Maxsween drew inspiration for his character from his father, who knows every line of the movie and would often do impressions of the Tinman for his son. The actor said the Tinman's strength and spunk drew him to the character.
"He really had the biggest heart in the world, he just didn't believe it," Maxsween said. "Finding that belief is what I focus on every night."
While the main actors of the cast travel with the production, the "The Wizard of Oz" auditions children from the city they're performing in each night to play the munchkins. Four boys and six girls, age 9-12, from the Vail Valley will represent the Lollipop Guild for the show on Saturday. Maxsween said the kid's youthful exuberance brings a much-needed energy boost to the show's cast and crew.
"Watching them perform reminds me that all of us are living a childhood dream," Maxsween said. "When it's your job every week you can forget about it, but seeing their faces reminds us that we're all very lucky, and the kids are so talented."
'Reliving their childhood'
In an interview with the Press Enterprise, actress Laurie Pascale, who plays the Wicked Witch of the West, said the best part of the stage show is the audiences' connection with the story.
"Our audiences have grown up with the 'Wizard of Oz' movie," Pascale said. "They're bringing their children or their grandchildren who may or may not have seen the movie. For some, it may be their first experience with live theater. So you've got all ages in one room, with most reliving their childhood. It's a really great experience."
Maxsween said that audience members often show up dressed as their favorite characters. When asked why the "The Wizard of Oz" still resonates with people today, Maxsween spoke to movie and musical's underlying message.

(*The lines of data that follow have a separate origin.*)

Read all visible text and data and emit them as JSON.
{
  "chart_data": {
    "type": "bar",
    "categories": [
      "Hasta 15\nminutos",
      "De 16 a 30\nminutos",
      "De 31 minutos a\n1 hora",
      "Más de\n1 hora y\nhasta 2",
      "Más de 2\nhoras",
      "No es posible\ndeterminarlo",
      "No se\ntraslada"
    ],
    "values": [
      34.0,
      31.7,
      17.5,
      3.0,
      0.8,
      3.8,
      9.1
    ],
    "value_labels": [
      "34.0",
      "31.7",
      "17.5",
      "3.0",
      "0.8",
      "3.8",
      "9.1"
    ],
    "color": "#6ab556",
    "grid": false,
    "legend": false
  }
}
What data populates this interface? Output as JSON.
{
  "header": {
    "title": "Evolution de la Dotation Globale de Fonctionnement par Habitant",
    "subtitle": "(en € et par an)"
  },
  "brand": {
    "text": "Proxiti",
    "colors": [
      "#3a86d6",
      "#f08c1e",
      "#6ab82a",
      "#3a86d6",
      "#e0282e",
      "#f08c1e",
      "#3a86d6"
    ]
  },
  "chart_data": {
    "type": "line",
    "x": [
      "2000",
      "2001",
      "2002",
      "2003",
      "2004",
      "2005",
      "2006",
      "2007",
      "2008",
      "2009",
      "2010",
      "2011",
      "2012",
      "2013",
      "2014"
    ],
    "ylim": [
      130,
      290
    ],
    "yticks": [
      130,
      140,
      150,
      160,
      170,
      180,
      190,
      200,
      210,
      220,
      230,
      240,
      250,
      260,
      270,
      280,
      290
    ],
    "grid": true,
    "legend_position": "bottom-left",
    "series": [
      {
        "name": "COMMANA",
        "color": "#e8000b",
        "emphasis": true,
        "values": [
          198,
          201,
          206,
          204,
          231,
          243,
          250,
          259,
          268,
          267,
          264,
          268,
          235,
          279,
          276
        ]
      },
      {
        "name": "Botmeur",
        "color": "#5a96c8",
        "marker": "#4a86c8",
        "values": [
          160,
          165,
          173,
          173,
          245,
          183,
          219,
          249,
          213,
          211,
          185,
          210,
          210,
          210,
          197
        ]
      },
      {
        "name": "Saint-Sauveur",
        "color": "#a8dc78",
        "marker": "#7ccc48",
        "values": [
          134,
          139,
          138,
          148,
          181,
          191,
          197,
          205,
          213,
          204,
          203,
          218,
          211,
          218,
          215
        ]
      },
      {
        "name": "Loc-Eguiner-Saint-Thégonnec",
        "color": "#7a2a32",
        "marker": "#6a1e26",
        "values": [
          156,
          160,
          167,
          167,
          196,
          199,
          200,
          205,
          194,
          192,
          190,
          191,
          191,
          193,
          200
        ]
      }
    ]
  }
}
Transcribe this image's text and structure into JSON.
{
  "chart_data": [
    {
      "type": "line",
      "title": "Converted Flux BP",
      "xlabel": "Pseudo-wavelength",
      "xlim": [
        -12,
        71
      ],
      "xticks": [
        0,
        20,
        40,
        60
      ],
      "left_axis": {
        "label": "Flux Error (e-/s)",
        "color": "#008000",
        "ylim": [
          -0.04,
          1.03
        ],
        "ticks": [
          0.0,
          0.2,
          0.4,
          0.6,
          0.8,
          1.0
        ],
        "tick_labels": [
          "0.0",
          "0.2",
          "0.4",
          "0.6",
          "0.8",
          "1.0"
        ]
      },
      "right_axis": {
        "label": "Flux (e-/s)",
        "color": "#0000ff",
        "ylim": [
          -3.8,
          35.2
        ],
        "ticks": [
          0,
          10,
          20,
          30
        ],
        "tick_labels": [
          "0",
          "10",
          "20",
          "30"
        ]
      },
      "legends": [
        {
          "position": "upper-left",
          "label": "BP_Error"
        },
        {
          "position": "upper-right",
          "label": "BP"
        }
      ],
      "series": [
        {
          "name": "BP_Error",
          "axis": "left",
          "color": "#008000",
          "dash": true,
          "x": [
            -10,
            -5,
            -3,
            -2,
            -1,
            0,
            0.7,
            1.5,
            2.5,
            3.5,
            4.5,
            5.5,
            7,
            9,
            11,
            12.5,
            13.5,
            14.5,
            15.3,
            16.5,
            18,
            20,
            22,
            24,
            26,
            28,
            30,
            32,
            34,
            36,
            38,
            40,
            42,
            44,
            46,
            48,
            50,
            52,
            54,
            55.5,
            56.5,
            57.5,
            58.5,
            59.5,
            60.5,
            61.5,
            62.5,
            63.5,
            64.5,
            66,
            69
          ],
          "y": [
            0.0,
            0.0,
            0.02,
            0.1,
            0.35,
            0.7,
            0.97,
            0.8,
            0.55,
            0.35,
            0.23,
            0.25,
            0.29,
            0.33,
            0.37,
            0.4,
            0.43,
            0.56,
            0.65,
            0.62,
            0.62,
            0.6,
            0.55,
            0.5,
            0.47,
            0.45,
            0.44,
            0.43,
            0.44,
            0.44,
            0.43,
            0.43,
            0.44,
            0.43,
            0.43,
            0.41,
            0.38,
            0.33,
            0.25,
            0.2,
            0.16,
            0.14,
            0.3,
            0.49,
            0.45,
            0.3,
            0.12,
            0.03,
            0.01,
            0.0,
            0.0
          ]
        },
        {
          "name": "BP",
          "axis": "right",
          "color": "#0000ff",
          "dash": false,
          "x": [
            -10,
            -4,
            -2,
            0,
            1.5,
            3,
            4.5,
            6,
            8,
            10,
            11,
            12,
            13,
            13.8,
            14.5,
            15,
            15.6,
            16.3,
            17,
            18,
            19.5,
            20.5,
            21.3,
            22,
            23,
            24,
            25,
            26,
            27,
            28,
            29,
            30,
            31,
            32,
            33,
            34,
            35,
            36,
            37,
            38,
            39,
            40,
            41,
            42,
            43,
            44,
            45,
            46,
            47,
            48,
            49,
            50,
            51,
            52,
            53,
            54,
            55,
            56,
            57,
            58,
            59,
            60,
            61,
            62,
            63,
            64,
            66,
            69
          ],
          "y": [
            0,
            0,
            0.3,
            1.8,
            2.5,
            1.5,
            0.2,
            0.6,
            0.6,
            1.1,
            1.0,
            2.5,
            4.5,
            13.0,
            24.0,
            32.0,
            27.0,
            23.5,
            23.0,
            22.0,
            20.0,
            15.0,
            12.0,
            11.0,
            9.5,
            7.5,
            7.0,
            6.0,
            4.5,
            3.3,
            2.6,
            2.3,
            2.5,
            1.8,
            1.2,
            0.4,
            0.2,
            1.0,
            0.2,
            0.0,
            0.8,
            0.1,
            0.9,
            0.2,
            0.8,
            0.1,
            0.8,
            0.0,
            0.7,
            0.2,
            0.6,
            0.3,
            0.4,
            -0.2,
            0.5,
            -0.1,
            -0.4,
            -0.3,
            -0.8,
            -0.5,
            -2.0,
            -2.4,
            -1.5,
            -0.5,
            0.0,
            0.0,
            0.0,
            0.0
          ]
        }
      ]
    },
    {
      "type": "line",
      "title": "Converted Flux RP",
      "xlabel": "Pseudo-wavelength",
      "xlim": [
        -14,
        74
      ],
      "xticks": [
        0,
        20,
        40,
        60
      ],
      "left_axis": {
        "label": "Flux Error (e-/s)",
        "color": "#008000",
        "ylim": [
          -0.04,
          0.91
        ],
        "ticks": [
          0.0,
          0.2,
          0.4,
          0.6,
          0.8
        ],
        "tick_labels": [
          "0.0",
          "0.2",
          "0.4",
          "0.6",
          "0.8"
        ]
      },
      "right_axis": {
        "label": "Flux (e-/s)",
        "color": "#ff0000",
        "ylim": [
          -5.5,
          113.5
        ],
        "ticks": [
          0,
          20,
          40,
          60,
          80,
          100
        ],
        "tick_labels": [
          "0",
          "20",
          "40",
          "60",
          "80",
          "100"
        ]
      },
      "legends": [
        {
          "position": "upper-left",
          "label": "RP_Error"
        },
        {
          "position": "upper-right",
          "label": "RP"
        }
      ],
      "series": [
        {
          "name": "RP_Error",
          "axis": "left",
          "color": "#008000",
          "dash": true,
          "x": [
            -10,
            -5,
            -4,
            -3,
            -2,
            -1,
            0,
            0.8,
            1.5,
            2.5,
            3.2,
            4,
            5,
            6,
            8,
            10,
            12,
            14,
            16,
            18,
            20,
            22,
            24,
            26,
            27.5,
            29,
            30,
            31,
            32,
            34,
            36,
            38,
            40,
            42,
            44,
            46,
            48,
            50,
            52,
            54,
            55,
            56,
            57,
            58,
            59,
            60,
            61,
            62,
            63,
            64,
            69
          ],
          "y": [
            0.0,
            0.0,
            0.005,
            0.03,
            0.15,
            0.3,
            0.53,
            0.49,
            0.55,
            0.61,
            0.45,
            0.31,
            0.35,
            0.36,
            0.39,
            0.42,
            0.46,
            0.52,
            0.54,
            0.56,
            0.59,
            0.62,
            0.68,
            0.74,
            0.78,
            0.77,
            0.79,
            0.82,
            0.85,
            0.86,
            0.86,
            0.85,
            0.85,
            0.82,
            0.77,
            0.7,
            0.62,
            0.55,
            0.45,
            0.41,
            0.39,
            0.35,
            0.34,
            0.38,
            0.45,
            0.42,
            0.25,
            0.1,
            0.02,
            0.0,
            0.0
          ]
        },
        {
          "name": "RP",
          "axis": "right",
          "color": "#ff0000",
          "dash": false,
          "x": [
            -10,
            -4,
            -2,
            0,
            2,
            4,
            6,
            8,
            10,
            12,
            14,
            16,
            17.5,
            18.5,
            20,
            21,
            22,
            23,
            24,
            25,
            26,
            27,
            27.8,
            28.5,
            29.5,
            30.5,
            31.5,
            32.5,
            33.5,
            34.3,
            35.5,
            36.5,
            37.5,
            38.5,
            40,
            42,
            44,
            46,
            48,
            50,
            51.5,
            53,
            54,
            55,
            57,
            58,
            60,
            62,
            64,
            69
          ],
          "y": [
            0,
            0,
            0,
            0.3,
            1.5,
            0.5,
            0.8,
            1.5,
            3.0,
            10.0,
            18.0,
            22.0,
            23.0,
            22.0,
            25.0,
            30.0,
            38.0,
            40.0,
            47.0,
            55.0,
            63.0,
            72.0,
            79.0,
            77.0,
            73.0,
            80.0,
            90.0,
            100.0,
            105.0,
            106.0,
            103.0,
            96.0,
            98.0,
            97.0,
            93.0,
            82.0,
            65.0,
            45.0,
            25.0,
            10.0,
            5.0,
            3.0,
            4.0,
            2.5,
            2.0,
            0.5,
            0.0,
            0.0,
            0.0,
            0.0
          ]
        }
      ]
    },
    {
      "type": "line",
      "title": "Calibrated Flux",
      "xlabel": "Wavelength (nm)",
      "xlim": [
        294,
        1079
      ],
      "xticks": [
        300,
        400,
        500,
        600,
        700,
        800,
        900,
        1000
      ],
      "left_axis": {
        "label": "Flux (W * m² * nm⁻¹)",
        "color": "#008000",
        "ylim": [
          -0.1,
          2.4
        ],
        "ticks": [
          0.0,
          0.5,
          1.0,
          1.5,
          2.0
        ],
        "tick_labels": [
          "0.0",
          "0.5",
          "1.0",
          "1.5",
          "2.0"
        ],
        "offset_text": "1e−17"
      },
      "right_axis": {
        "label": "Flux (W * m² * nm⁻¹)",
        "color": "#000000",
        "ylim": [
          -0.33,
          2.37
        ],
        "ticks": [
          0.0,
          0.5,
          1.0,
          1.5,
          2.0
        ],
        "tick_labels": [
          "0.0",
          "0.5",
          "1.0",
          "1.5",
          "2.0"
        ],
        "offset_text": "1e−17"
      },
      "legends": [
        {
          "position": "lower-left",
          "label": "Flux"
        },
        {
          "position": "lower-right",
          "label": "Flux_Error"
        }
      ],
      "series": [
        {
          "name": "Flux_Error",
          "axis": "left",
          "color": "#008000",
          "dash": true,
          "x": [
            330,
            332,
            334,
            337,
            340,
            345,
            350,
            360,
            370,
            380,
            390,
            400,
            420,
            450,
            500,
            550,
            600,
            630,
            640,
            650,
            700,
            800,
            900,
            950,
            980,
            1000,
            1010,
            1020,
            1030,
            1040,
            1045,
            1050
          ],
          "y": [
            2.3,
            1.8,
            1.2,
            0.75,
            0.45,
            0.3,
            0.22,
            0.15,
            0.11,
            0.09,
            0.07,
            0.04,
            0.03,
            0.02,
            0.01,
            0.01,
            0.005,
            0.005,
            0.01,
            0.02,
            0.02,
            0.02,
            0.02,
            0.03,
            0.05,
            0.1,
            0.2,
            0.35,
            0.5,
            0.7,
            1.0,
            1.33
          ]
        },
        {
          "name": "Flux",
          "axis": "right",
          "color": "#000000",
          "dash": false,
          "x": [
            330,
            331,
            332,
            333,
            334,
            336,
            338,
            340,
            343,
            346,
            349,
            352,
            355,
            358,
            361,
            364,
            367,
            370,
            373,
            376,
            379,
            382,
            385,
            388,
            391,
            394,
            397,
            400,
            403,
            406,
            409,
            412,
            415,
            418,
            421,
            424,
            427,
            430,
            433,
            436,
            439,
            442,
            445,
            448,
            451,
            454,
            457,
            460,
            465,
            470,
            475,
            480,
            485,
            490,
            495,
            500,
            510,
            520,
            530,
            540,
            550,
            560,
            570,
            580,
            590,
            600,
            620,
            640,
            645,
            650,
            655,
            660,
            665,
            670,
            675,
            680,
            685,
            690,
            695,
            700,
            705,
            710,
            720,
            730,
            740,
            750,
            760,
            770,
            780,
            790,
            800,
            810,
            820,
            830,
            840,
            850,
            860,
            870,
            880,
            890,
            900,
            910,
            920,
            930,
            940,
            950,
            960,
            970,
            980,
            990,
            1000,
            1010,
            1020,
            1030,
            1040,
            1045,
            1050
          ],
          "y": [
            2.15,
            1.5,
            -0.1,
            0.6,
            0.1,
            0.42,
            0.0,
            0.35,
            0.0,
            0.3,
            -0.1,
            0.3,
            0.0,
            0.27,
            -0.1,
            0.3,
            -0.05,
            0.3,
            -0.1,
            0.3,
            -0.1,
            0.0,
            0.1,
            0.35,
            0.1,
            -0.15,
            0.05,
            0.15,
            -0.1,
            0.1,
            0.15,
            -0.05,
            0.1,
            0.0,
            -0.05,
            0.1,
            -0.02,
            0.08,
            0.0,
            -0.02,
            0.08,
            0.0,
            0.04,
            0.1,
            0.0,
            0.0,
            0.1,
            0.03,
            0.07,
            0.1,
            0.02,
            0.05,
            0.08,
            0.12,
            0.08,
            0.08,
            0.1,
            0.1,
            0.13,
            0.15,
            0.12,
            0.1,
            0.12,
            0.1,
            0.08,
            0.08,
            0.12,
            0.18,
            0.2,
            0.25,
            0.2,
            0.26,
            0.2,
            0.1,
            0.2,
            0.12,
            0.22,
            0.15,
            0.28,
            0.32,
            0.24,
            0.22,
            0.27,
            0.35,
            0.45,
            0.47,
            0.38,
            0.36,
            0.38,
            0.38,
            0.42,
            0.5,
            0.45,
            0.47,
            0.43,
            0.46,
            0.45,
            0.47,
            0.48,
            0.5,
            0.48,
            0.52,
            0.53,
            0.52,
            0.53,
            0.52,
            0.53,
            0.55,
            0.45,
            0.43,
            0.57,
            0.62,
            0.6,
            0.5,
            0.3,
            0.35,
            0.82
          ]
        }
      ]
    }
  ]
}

"As a kid growing up you always feel like you don't have something, you're not funny enough or smart enough," Maxsween said. "Everybody at one point or another feels like an outcast; Dorothy is a very quiet girl but also a very smart girl who gets lost in Oz. She finds these friends who aren't very happy with the person that they are ... but they all learn that everything they ever needed or wanted is inside of them."